Страница 48 из 53
Стоял хмурый осенний день, в холодном ветре уже чувствовалось скорое приближение зимы. Джордж взял у девушки зонт и предложил ей другую руку. Они пошли, тесно соприкасаясь плечами, в сторону причала, где уже грузилась последняя баржа. Начался мелкий дождь.
– Вы будете мне писать, Джордж?
– Каждый день! А вы будете отвечать?
– Вы же знаете, что буду. Главное, вы поскорее возвращайтесь. Обещаете?
– Обещаю. Я хочу показать вам Пенсильванию, познакомить вас с моими родными.

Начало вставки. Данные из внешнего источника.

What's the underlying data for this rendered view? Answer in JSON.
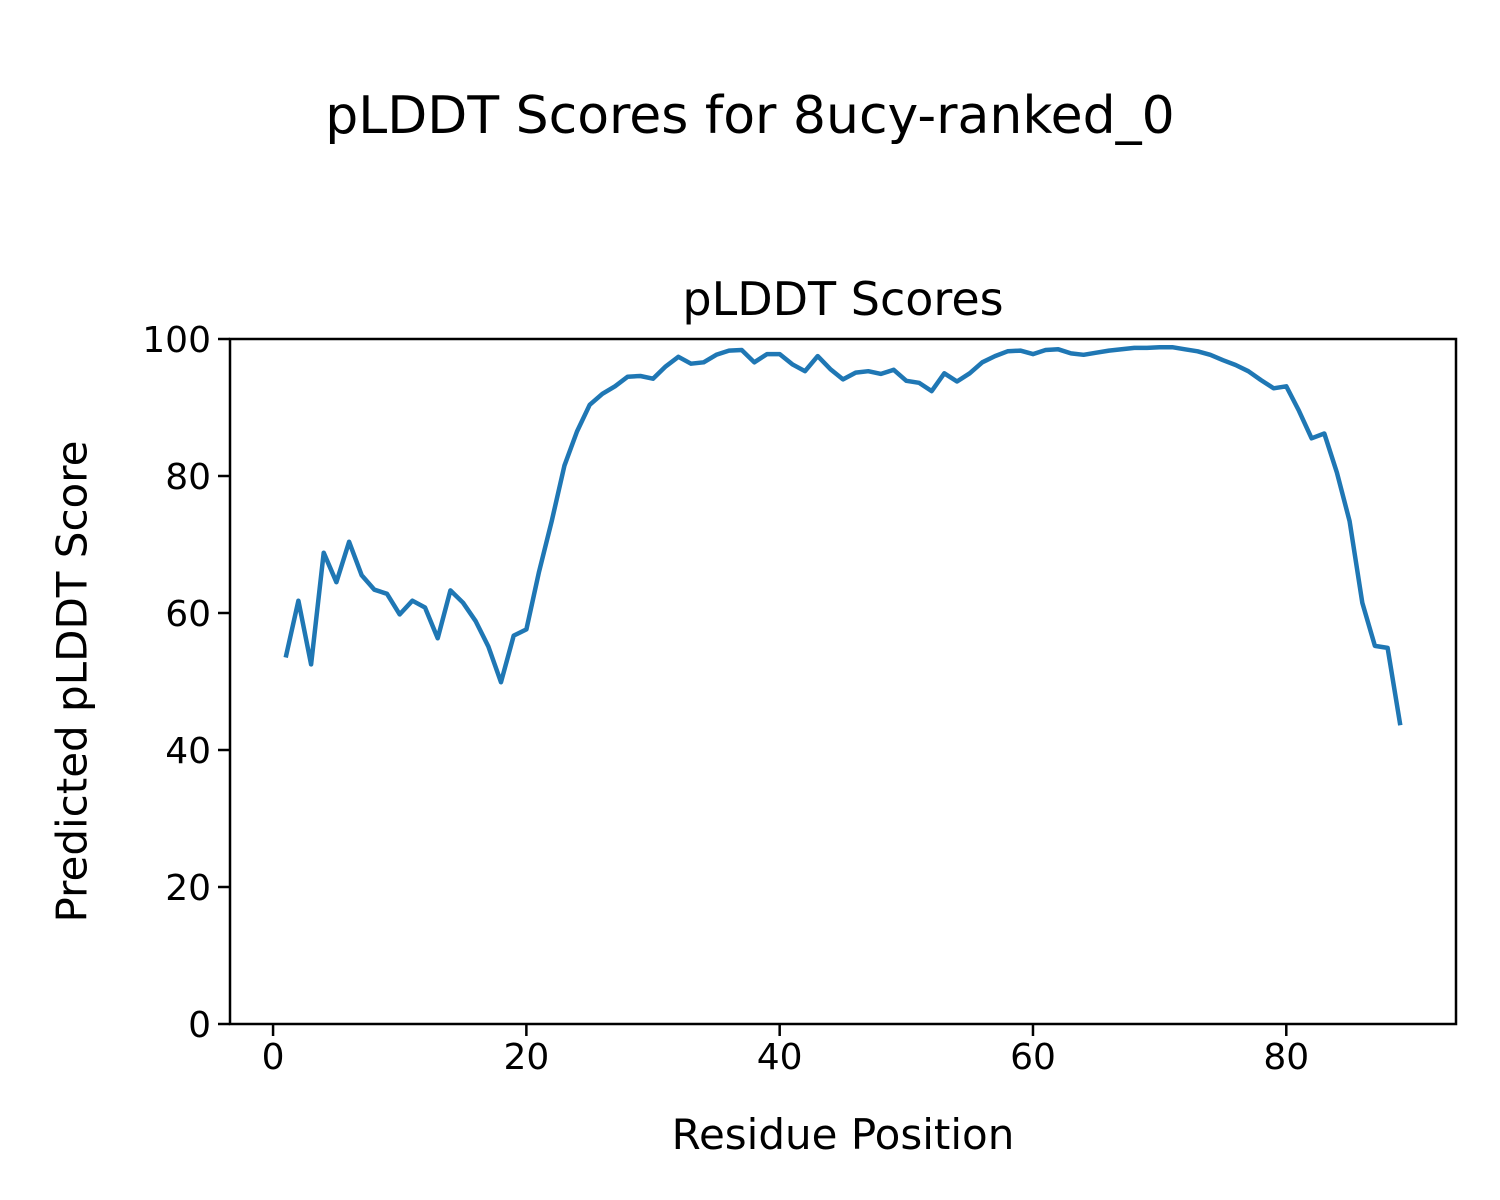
{
  "figure": {
    "suptitle": "pLDDT Scores for 8ucy-ranked_0",
    "background": "#ffffff"
  },
  "chart_data": {
    "type": "line",
    "title": "pLDDT Scores",
    "xlabel": "Residue Position",
    "ylabel": "Predicted pLDDT Score",
    "xlim": [
      -3.4,
      93.4
    ],
    "ylim": [
      0,
      100
    ],
    "x_ticks": [
      0,
      20,
      40,
      60,
      80
    ],
    "y_ticks": [
      0,
      20,
      40,
      60,
      80,
      100
    ],
    "grid": false,
    "legend_position": "none",
    "line_color": "#1f77b4",
    "axes_color": "#000000",
    "series": [
      {
        "name": "pLDDT",
        "x": [
          1,
          2,
          3,
          4,
          5,
          6,
          7,
          8,
          9,
          10,
          11,
          12,
          13,
          14,
          15,
          16,
          17,
          18,
          19,
          20,
          21,
          22,
          23,
          24,
          25,
          26,
          27,
          28,
          29,
          30,
          31,
          32,
          33,
          34,
          35,
          36,
          37,
          38,
          39,
          40,
          41,
          42,
          43,
          44,
          45,
          46,
          47,
          48,
          49,
          50,
          51,
          52,
          53,
          54,
          55,
          56,
          57,
          58,
          59,
          60,
          61,
          62,
          63,
          64,
          65,
          66,
          67,
          68,
          69,
          70,
          71,
          72,
          73,
          74,
          75,
          76,
          77,
          78,
          79,
          80,
          81,
          82,
          83,
          84,
          85,
          86,
          87,
          88,
          89
        ],
        "y": [
          53.5,
          61.8,
          52.5,
          68.8,
          64.5,
          70.4,
          65.5,
          63.4,
          62.8,
          59.8,
          61.8,
          60.8,
          56.3,
          63.3,
          61.5,
          58.8,
          55.1,
          49.9,
          56.7,
          57.6,
          66.0,
          73.4,
          81.5,
          86.5,
          90.4,
          92.0,
          93.1,
          94.5,
          94.6,
          94.2,
          96.0,
          97.4,
          96.4,
          96.6,
          97.7,
          98.3,
          98.4,
          96.6,
          97.8,
          97.8,
          96.3,
          95.3,
          97.5,
          95.6,
          94.1,
          95.1,
          95.3,
          94.9,
          95.5,
          93.9,
          93.6,
          92.4,
          95.0,
          93.8,
          95.0,
          96.6,
          97.5,
          98.2,
          98.3,
          97.8,
          98.4,
          98.5,
          97.9,
          97.7,
          98.0,
          98.3,
          98.5,
          98.7,
          98.7,
          98.8,
          98.8,
          98.5,
          98.2,
          97.7,
          96.9,
          96.2,
          95.3,
          94.0,
          92.8,
          93.1,
          89.5,
          85.5,
          86.2,
          80.5,
          73.4,
          61.5,
          55.2,
          54.9,
          43.6
        ]
      }
    ]
  }
}
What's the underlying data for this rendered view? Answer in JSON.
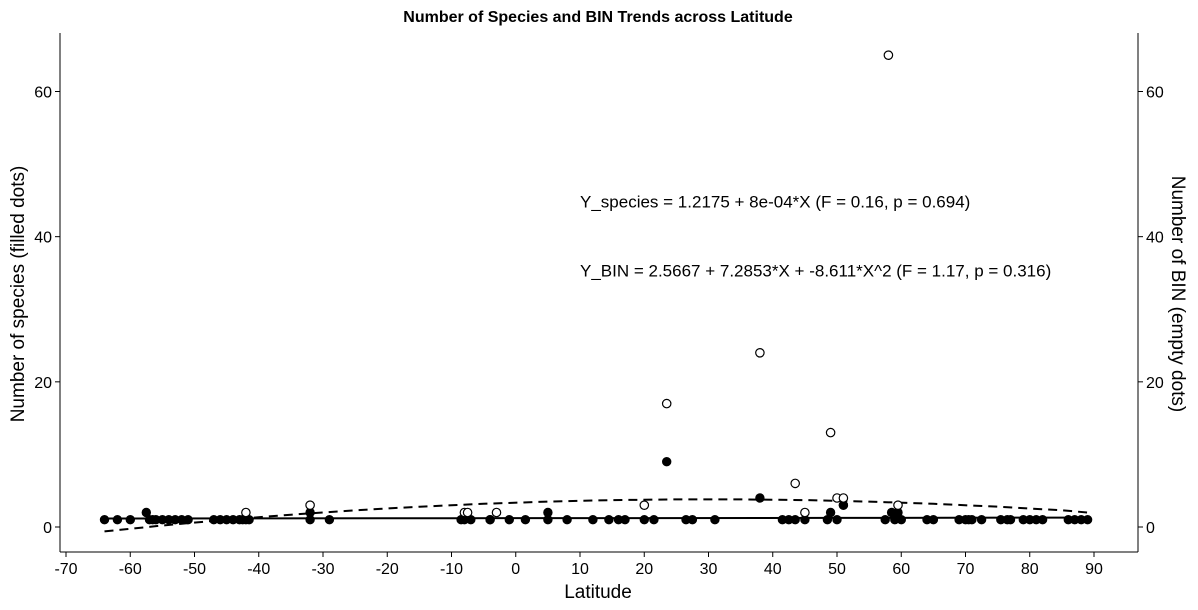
{
  "chart_data": {
    "type": "scatter",
    "title": "Number of Species and BIN Trends across Latitude",
    "xlabel": "Latitude",
    "ylabel": "Number of species (filled dots)",
    "y2label": "Number of BIN (empty dots)",
    "xlim": [
      -70,
      90
    ],
    "ylim": [
      -2,
      68
    ],
    "xticks": [
      -70,
      -60,
      -50,
      -40,
      -30,
      -20,
      -10,
      0,
      10,
      20,
      30,
      40,
      50,
      60,
      70,
      80,
      90
    ],
    "yticks": [
      0,
      20,
      40,
      60
    ],
    "grid": false,
    "annotations": [
      {
        "text": "Y_species = 1.2175 + 8e-04*X (F = 0.16,  p = 0.694)",
        "x": 10,
        "y": 44
      },
      {
        "text": "Y_BIN = 2.5667 + 7.2853*X + -8.611*X^2 (F = 1.17,  p = 0.316)",
        "x": 10,
        "y": 34.5
      }
    ],
    "series": [
      {
        "name": "Species",
        "marker": "filled-circle",
        "color": "#000000",
        "x": [
          -64,
          -62,
          -60,
          -57.5,
          -57,
          -56.5,
          -56,
          -55,
          -54,
          -53,
          -52,
          -51,
          -47,
          -46,
          -45,
          -44,
          -43,
          -42.5,
          -42,
          -41.5,
          -32,
          -32,
          -29,
          -8.5,
          -8,
          -7,
          -4,
          -4,
          -1,
          1.5,
          5,
          5,
          8,
          12,
          14.5,
          16,
          17,
          20,
          21.5,
          23.5,
          26.5,
          27.5,
          31,
          38,
          41.5,
          42.5,
          43.5,
          45,
          48.5,
          49,
          50,
          51,
          51,
          57.5,
          58.5,
          59,
          59.5,
          60,
          64,
          65,
          69,
          70,
          70.5,
          71,
          72.5,
          75.5,
          76.5,
          77,
          79,
          80,
          81,
          82,
          86,
          87,
          88,
          89
        ],
        "y": [
          1,
          1,
          1,
          2,
          1,
          1,
          1,
          1,
          1,
          1,
          1,
          1,
          1,
          1,
          1,
          1,
          1,
          1,
          1,
          1,
          1,
          2,
          1,
          1,
          1,
          1,
          1,
          1,
          1,
          1,
          1,
          2,
          1,
          1,
          1,
          1,
          1,
          1,
          1,
          9,
          1,
          1,
          1,
          4,
          1,
          1,
          1,
          1,
          1,
          2,
          1,
          3,
          3,
          1,
          2,
          1,
          2,
          1,
          1,
          1,
          1,
          1,
          1,
          1,
          1,
          1,
          1,
          1,
          1,
          1,
          1,
          1,
          1,
          1,
          1,
          1
        ]
      },
      {
        "name": "BIN",
        "marker": "empty-circle",
        "color": "#000000",
        "x": [
          -42,
          -32,
          -8,
          -7.5,
          -3,
          20,
          23.5,
          38,
          43.5,
          45,
          49,
          50,
          51,
          58,
          59.5
        ],
        "y": [
          2,
          3,
          2,
          2,
          2,
          3,
          17,
          24,
          6,
          2,
          13,
          4,
          4,
          65,
          3
        ]
      }
    ],
    "trend_lines": [
      {
        "name": "species-fit",
        "style": "solid",
        "x": [
          -64,
          -40,
          -10,
          20,
          50,
          89
        ],
        "y": [
          1.17,
          1.18,
          1.21,
          1.23,
          1.26,
          1.29
        ]
      },
      {
        "name": "BIN-fit",
        "style": "dashed",
        "x": [
          -64,
          -55,
          -45,
          -35,
          -25,
          -15,
          -5,
          5,
          15,
          25,
          35,
          45,
          55,
          65,
          75,
          85,
          89
        ],
        "y": [
          -0.6,
          0.2,
          1.0,
          1.7,
          2.3,
          2.8,
          3.2,
          3.5,
          3.7,
          3.8,
          3.8,
          3.7,
          3.5,
          3.2,
          2.8,
          2.3,
          2.0
        ]
      }
    ]
  }
}
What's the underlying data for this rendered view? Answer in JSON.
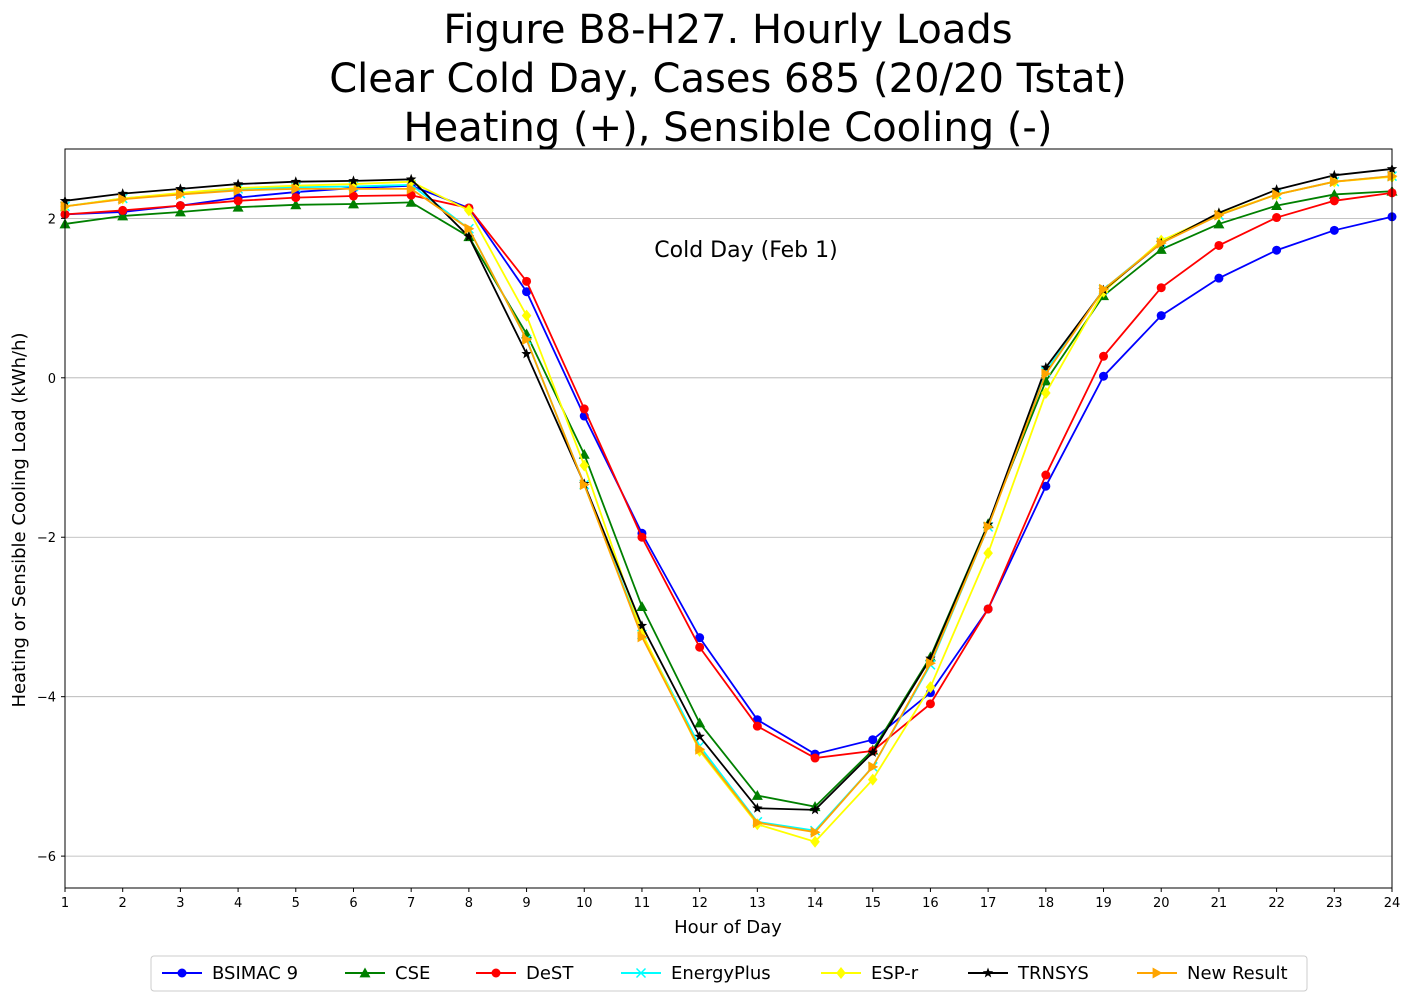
{
  "chart_data": {
    "type": "line",
    "title_lines": [
      "Figure B8-H27. Hourly Loads",
      "Clear Cold Day, Cases 685 (20/20 Tstat)",
      "Heating (+), Sensible Cooling (-)"
    ],
    "xlabel": "Hour of Day",
    "ylabel": "Heating or Sensible Cooling Load (kWh/h)",
    "annotation": "Cold Day (Feb 1)",
    "xlim": [
      1,
      24
    ],
    "ylim": [
      -6.4,
      2.87
    ],
    "x_ticks": [
      1,
      2,
      3,
      4,
      5,
      6,
      7,
      8,
      9,
      10,
      11,
      12,
      13,
      14,
      15,
      16,
      17,
      18,
      19,
      20,
      21,
      22,
      23,
      24
    ],
    "y_ticks": [
      -6,
      -4,
      -2,
      0,
      2
    ],
    "y_tick_labels": [
      "−6",
      "−4",
      "−2",
      "0",
      "2"
    ],
    "grid": "horizontal",
    "legend_position": "bottom-center, below plot",
    "x": [
      1,
      2,
      3,
      4,
      5,
      6,
      7,
      8,
      9,
      10,
      11,
      12,
      13,
      14,
      15,
      16,
      17,
      18,
      19,
      20,
      21,
      22,
      23,
      24
    ],
    "series": [
      {
        "name": "BSIMAC 9",
        "color": "#0000ff",
        "marker": "circle",
        "values": [
          2.05,
          2.08,
          2.16,
          2.26,
          2.33,
          2.38,
          2.41,
          2.13,
          1.08,
          -0.48,
          -1.95,
          -3.26,
          -4.29,
          -4.72,
          -4.54,
          -3.95,
          -2.9,
          -1.36,
          0.02,
          0.78,
          1.25,
          1.6,
          1.85,
          2.02
        ]
      },
      {
        "name": "CSE",
        "color": "#008000",
        "marker": "triangle",
        "values": [
          1.93,
          2.03,
          2.08,
          2.14,
          2.17,
          2.18,
          2.2,
          1.77,
          0.55,
          -0.96,
          -2.87,
          -4.33,
          -5.24,
          -5.38,
          -4.67,
          -3.5,
          -1.83,
          -0.04,
          1.03,
          1.61,
          1.93,
          2.16,
          2.3,
          2.34
        ]
      },
      {
        "name": "DeST",
        "color": "#ff0000",
        "marker": "circle",
        "values": [
          2.05,
          2.1,
          2.16,
          2.22,
          2.26,
          2.28,
          2.29,
          2.13,
          1.21,
          -0.39,
          -2.0,
          -3.38,
          -4.37,
          -4.77,
          -4.68,
          -4.09,
          -2.9,
          -1.22,
          0.27,
          1.13,
          1.66,
          2.01,
          2.22,
          2.32
        ]
      },
      {
        "name": "EnergyPlus",
        "color": "#00ffff",
        "marker": "x",
        "values": [
          2.15,
          2.25,
          2.31,
          2.37,
          2.39,
          2.4,
          2.42,
          1.87,
          0.48,
          -1.34,
          -3.22,
          -4.62,
          -5.57,
          -5.68,
          -4.88,
          -3.6,
          -1.87,
          0.08,
          1.11,
          1.7,
          2.04,
          2.3,
          2.46,
          2.53
        ]
      },
      {
        "name": "ESP-r",
        "color": "#ffff00",
        "marker": "diamond",
        "values": [
          2.15,
          2.25,
          2.32,
          2.38,
          2.41,
          2.43,
          2.46,
          2.1,
          0.78,
          -1.1,
          -3.2,
          -4.68,
          -5.6,
          -5.82,
          -5.04,
          -3.88,
          -2.2,
          -0.19,
          1.08,
          1.72,
          2.05,
          2.3,
          2.46,
          2.52
        ]
      },
      {
        "name": "TRNSYS",
        "color": "#000000",
        "marker": "star",
        "values": [
          2.22,
          2.31,
          2.37,
          2.43,
          2.46,
          2.47,
          2.49,
          1.77,
          0.3,
          -1.33,
          -3.11,
          -4.5,
          -5.4,
          -5.42,
          -4.7,
          -3.52,
          -1.84,
          0.13,
          1.1,
          1.69,
          2.07,
          2.36,
          2.54,
          2.62
        ]
      },
      {
        "name": "New Result",
        "color": "#ffa500",
        "marker": "triangle-right",
        "values": [
          2.15,
          2.24,
          2.3,
          2.35,
          2.37,
          2.37,
          2.37,
          1.87,
          0.48,
          -1.34,
          -3.25,
          -4.66,
          -5.58,
          -5.7,
          -4.88,
          -3.58,
          -1.87,
          0.05,
          1.11,
          1.69,
          2.04,
          2.3,
          2.46,
          2.53
        ]
      }
    ]
  }
}
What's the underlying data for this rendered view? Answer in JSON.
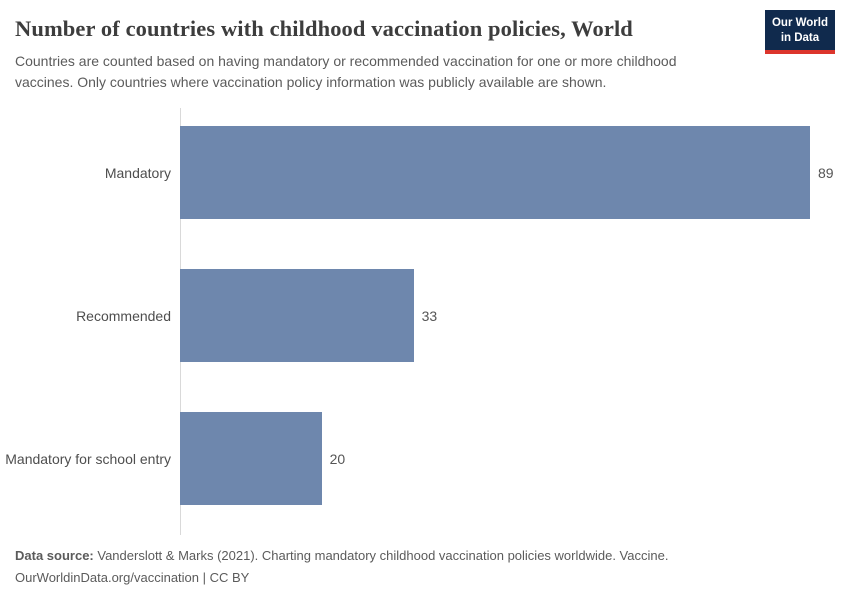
{
  "header": {
    "title": "Number of countries with childhood vaccination policies, World",
    "subtitle": "Countries are counted based on having mandatory or recommended vaccination for one or more childhood vaccines. Only countries where vaccination policy information was publicly available are shown.",
    "logo": {
      "line1": "Our World",
      "line2": "in Data"
    }
  },
  "chart_data": {
    "type": "bar",
    "orientation": "horizontal",
    "title": "Number of countries with childhood vaccination policies, World",
    "categories": [
      "Mandatory",
      "Recommended",
      "Mandatory for school entry"
    ],
    "values": [
      89,
      33,
      20
    ],
    "value_labels": [
      "89",
      "33",
      "20"
    ],
    "xlabel": "",
    "ylabel": "",
    "xlim": [
      0,
      89
    ],
    "grid": false,
    "legend": "none",
    "bar_color": "#6e87ad"
  },
  "footer": {
    "data_source_label": "Data source:",
    "data_source_text": "Vanderslott & Marks (2021). Charting mandatory childhood vaccination policies worldwide. Vaccine.",
    "license_line": "OurWorldinData.org/vaccination | CC BY"
  },
  "colors": {
    "bar": "#6e87ad",
    "logo_bg": "#102a4d",
    "logo_accent": "#dc352c",
    "axis_line": "#d9d9d9",
    "title_text": "#3d3d3d",
    "body_text": "#5b5b5b"
  }
}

Джордж знал, что Констанция сумеет их очаровать и, возможно, даже изменить их подозрительное отношение к католикам, столь распространенное в американском обществе. Но если по какой-либо причине его семья не примет Констанцию, он просто перестанет считать себя Хазардом. За последние несколько дней эта девушка стала смыслом его жизни и причиной страха поймать случайную мексиканскую пулю, которого он прежде не испытывал.
– Ваш рассказ о семье произвел на отца сильное впечатление, – сказала Констанция. – Он считает большинство техасцев глупцами, ведь они упорно не желают признавать, что заводы играют все более важную роль по сравнению с земледелием.
– Родные моего друга Орри тоже этого не признают.
– Южане иногда бывают очень узколобыми.
Не более узколобыми, чем северяне, подумал Джордж, вспоминая один случай в Пенсильвании перед его отъездом в Монт-Роял. На стенах одного из католических храмов кто-то намалевал красной краской непристойные фразы. Даже его брат Стэнли, который не считал себя приверженцем папизма, был возмущен таким бесчинством, хотя на самом деле его больше взбесили сами слова, чем причина этого поступка.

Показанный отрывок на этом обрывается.